I’ve spent the last few days outlining an open letter to the person who hurt Jax. A real doozy of a piece, cleverly called “Dear Person Who Hurt My Child.” I was going to write and publish it this morning, throw it all out there and let the internet lovelies react to an adult who intentionally hurt a kid with autism and cognitive delays and who spent his first three years of life in an orphanage.
It would have been shared and liked and tweeted. What do I need the burden of our criminal system for when I have this? I can hone my words to razor-sharp ninja tools, and with my access to the mom-blogs and to HuffPost and to the disability communities, unleash them on behalf of my broken child. I planned to hit publish with a victorious “you better believe I will claim the last word for my kid.”
I needed justice. And I was claiming it today.
Last night, as we do every evening now, Jax and I talked about the person who hurt him. I’m going to call the person Evid because “the person who hurt my child” is a tad long.
Jax starts with, “Will Evid hurt me again?”
“No, baby. Never.”
“I don’t ever want to see Evid again. Will I?”
“No. I will make sure of it.”
“I was hurt a lot. Why did Evid hurt me on purpose?”
“I don’t know, Jax. I’m just so sorry.”
“I don’t think Evid was very nice to me. I don’t think Evid understood my brain. I was so scared.”
“Jax, I love you. You are safe. You are strong. You are the bravest kid I know.”
We repeat a variation of this new ritual many, many times between dinner and bed time. I hate that this person’s name enters my home.
Last night, I said, “Hey, Jax, how about we don’t say the name Evid anymore. Like in Harry Potter, Voldemort is ‘he who shall not be named,’ we can use something else, ok?” Next level genius, I thought, and I was already tweaking the pièce de résistance that I was penning to paper in the morning.
I expected Jax to eagerly jump on board and come up with some names we could use. You know, his least favorite airplane or something. Our evil pseudonym would be “Airbus A320.”
Instead, he said, “Mom, I think we need to pray for Evid.”
Insert a really, really big pause into this conversation Jax and I were having.
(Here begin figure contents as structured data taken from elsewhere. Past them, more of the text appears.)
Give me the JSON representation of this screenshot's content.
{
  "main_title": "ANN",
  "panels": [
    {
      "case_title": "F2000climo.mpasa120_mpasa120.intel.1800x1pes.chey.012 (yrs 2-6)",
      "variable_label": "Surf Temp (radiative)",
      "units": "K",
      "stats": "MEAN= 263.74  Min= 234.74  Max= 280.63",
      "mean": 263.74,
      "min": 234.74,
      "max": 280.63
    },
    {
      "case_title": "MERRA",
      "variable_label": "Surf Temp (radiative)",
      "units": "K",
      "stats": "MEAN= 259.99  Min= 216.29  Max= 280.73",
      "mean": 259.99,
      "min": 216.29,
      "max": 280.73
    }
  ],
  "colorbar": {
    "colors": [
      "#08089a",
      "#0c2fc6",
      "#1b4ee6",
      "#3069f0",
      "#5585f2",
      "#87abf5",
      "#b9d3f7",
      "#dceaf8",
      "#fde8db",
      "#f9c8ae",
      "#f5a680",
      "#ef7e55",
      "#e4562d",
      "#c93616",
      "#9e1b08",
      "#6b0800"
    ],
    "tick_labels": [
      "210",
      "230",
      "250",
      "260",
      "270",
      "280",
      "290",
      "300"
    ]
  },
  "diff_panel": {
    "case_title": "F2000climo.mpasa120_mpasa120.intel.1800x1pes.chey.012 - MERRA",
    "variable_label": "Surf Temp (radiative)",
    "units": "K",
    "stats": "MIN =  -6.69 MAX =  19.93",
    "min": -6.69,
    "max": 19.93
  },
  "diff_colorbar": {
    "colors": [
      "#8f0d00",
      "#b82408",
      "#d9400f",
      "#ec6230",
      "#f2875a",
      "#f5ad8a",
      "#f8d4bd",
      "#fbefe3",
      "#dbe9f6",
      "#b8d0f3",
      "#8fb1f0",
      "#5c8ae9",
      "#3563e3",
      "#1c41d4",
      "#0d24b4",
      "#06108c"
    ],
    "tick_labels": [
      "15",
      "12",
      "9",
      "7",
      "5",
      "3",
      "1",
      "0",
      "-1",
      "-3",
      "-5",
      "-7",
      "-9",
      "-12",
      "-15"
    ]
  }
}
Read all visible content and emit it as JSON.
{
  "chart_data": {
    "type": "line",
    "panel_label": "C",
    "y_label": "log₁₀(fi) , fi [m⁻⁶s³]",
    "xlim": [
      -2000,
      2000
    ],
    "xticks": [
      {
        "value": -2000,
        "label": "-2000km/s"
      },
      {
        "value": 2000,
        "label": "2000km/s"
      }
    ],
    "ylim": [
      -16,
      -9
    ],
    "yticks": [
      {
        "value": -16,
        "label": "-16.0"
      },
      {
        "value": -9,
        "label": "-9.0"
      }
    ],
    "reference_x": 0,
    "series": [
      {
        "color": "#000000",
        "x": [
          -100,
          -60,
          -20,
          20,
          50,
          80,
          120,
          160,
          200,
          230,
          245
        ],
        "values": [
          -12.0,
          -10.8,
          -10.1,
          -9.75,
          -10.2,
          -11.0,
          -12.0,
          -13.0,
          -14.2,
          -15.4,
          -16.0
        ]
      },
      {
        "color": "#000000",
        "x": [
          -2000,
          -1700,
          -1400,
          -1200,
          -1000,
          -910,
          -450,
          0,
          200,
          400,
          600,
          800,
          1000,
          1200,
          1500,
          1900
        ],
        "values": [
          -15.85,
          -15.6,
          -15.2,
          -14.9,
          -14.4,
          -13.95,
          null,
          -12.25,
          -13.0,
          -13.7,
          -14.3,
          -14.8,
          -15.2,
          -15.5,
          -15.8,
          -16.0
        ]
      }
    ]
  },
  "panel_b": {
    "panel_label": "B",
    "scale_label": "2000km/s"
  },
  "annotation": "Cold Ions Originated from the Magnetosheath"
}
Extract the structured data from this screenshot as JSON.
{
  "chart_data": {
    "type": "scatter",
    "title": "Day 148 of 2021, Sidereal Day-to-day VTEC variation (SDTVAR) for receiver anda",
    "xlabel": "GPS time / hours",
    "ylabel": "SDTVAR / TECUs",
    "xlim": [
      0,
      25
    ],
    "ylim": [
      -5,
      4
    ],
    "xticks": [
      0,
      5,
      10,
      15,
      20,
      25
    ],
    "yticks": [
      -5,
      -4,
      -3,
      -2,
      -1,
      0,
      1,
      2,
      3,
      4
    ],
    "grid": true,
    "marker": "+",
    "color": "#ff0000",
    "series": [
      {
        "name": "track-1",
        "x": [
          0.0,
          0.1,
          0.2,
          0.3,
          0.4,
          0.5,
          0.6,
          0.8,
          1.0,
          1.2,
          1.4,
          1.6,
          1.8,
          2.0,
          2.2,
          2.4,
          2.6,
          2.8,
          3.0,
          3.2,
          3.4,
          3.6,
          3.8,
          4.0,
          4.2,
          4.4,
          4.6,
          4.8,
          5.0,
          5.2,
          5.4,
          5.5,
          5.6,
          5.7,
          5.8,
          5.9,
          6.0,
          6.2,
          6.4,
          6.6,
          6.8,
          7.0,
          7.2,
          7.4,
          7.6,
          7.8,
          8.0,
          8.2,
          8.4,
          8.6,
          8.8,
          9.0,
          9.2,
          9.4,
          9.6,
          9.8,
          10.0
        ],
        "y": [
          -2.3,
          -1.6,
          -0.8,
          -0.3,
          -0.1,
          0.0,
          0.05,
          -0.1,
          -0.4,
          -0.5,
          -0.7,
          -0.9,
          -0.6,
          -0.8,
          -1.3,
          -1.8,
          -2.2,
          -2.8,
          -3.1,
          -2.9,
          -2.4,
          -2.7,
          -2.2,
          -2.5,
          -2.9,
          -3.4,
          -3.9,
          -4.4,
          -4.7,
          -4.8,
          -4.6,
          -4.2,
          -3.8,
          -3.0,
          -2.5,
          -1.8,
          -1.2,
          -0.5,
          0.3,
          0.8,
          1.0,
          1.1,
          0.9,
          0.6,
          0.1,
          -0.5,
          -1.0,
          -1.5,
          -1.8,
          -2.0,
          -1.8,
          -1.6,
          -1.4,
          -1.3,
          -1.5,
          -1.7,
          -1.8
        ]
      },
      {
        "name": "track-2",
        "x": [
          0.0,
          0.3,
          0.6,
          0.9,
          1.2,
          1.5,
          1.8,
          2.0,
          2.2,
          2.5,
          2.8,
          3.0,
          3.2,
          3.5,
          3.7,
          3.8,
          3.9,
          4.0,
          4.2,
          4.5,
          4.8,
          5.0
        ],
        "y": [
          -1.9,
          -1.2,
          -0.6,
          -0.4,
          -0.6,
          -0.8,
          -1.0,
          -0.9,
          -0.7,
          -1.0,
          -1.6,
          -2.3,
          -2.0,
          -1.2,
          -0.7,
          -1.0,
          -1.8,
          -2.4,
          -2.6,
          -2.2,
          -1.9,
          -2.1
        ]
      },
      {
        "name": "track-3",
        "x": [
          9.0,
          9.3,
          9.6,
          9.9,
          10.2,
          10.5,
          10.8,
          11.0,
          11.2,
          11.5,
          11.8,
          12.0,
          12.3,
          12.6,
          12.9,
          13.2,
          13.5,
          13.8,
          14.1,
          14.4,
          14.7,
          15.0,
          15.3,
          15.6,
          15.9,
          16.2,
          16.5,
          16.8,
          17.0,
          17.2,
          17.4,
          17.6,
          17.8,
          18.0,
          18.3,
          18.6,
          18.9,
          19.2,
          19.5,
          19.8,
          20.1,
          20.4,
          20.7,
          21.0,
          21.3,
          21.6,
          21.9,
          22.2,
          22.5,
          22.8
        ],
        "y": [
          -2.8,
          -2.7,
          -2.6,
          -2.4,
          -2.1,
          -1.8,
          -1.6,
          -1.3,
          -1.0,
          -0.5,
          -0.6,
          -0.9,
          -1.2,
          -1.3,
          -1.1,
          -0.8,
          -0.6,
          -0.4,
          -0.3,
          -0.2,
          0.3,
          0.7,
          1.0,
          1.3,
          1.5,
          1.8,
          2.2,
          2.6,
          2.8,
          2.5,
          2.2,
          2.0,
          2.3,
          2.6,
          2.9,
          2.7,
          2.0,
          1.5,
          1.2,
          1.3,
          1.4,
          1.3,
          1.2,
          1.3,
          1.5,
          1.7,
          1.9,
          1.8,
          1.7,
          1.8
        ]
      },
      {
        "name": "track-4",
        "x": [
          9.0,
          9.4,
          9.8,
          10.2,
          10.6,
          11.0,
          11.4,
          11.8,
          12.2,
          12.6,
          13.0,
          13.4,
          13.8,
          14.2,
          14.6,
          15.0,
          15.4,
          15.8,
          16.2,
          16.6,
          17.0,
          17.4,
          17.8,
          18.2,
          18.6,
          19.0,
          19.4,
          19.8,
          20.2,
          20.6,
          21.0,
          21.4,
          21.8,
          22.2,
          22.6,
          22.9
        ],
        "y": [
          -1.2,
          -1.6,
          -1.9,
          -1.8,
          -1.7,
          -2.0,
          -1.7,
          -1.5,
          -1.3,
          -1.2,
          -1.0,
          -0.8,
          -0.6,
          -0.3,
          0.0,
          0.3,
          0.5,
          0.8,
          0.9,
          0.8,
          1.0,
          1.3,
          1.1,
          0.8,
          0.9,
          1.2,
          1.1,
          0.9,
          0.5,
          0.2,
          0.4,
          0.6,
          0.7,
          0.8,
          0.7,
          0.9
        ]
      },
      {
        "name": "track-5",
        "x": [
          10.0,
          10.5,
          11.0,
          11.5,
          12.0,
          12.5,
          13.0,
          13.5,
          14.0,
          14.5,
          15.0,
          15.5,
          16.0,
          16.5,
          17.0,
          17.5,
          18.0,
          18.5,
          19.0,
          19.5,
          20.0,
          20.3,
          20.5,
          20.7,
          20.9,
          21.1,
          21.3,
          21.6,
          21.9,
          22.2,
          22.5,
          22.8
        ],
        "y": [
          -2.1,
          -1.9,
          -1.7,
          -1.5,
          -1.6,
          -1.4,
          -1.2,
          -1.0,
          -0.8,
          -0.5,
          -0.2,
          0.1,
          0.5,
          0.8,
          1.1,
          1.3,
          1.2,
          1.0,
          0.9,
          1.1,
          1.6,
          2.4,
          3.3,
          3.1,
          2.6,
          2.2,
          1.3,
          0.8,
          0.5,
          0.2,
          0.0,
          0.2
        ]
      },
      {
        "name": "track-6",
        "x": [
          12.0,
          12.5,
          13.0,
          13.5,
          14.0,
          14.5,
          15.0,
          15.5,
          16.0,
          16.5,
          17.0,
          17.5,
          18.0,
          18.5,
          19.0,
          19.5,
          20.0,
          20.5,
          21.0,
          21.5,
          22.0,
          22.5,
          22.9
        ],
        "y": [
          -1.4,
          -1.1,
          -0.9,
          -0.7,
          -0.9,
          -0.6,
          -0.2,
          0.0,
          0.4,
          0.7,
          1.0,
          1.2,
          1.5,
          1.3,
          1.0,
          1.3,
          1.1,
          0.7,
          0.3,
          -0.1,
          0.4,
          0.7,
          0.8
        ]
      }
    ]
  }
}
Before you think this all leads up to a big, proselytizing push for Team God and the power of prayer, you should know that I am no holy roller. I am not, and have never been, a girl that gathers people together to pray. I have developed a sort of “you do you” life philosophy and Jax’s frequent chats with God fall neatly under this umbrella.
You do you, Jax. But I get to do me. And I didn’t want to pray for Evid / Airbus A320. I already had a plan. My plan involved dagger words and righteous anger and the power of social media. What it very much did not involve was singing kum-ba-ya with my child and his abuser. I felt that my high road was high enough because I wasn’t using a real name. My high road did not need to be adjacent to Heaven.
While I mentally took this issue to the mat and wrestled with my notions of right and wrong, Jax grabbed the step stool, got the butane lighter from the hiding place he apparently knows about, and turned off the lights. He stood there in the dark kitchen waiting for me.
Jax, I thought, I love you. But are you kidding me right now? You are back in therapy, your emotional stability has regressed by years, you sit outside my bedroom when I shower, you stand at the back door with face pressed to the glass as I pull into the garage, you yell in your sleep, you sneak into my bed at 2am, you cry every single night.
Kiddo, I am just not evolved enough to send out love and light and whatever you want to call it to the person who broke you.
I was about to remind Jax of this when a piece of Sunday school from my church-going childhood unlodged itself from the annals of “stuff I don’t know I carry with me” and shoved its way into my brain.
And a child shall lead them.
God Almighty. Am I blaspheming here or calling on you? I honestly don’t know.
What I do know is that the mental wrestling match was called in Jax’s favor. I got up and silently joined him. I let him, my child, lead me. Jax lit the evergreen mint candle that is currently on the kitchen island, took my hand, and prayed for the person who hurt him. He did not sugar coat. It was sincere and wholehearted and child-like. Just like Jax.
Dear Person Who Hurt My Child, I do not forgive you. I did not come out of Jax’s prayer sesh reborn. But I realized that you set Jax back, yes, but you did not break him. You could never break him. His body is fragile, but his heart is strong and fierce and shines like a candle in a dark temple.
I thought I needed justice. I do not. I only needed a child to lead me.